The literature suggests that, using this notion of code equivalence, there is a unique $[\![5,1,3]\!]$ code with 4 cyclic stabilizer generators $g_1 = XZZX1,~g_2 = 1XZZX, \dots $ and logical basis $X_L = XXXXX$, $Z_L = ZZZZZ$. I have no problem in generating a tableau for such a representation of the code, and I can also verify that it is indeed a $d=3$ code by checking that the (Knill-Laflamme) error-correcting conditions are satisfied for a standard symmetric depolarizing channel.

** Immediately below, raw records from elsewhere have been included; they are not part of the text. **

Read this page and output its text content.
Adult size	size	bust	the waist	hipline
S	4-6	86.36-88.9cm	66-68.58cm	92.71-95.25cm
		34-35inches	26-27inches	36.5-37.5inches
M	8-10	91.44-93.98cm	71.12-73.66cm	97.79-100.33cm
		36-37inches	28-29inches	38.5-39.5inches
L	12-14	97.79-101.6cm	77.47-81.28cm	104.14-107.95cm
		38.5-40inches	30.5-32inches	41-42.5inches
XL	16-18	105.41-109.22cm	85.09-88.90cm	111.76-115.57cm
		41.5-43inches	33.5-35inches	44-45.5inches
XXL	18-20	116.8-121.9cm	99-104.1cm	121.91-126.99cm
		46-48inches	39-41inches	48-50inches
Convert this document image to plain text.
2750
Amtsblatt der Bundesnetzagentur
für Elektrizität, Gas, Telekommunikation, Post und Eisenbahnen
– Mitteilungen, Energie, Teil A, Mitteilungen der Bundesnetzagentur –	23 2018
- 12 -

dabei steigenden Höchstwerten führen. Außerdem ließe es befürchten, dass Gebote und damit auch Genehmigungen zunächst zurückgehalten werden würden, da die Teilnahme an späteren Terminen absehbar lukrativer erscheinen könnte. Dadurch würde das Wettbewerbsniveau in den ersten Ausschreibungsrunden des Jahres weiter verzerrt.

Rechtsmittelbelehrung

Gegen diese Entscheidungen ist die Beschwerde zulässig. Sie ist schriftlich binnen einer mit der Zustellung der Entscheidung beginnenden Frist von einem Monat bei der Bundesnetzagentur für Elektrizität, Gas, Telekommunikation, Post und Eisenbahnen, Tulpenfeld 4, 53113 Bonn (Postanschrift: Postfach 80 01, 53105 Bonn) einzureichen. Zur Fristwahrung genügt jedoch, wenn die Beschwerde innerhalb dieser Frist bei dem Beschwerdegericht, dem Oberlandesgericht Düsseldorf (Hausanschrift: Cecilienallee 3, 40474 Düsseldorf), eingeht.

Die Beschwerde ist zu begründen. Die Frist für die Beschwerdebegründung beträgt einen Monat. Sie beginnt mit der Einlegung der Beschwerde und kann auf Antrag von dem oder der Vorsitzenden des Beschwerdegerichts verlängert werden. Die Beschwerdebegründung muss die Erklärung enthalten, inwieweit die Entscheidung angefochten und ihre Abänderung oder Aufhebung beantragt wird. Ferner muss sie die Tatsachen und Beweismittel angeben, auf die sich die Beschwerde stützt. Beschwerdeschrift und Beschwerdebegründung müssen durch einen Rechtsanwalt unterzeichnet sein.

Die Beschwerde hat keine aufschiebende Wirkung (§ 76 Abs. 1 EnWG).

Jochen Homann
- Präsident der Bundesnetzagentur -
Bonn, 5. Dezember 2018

However, I have also been able to find a $[\![5,1,3]\!]$ code (i.e. I can satisfy the same Knill-Laflamme equations as in the previous code) represented by a tableau in which both $X_L$ and $Z_L$ are weight 3 Pauli strings. To me it doesn't seem that such a code can be mapped to the standard $[\![5,1,3]\!]$ code that I've described in the previous paragraph using only local Clifford transformations. The reason is that I don't see a way in which the weight of the logical operators can be changed using these transformations.
My question(s) are thus the following:
In which sense is the $[\![5,1,3]\!]$ code unique?
Is it true that two different tableaus can only represent equivalent codes if all the weights of their Pauli strings are the same?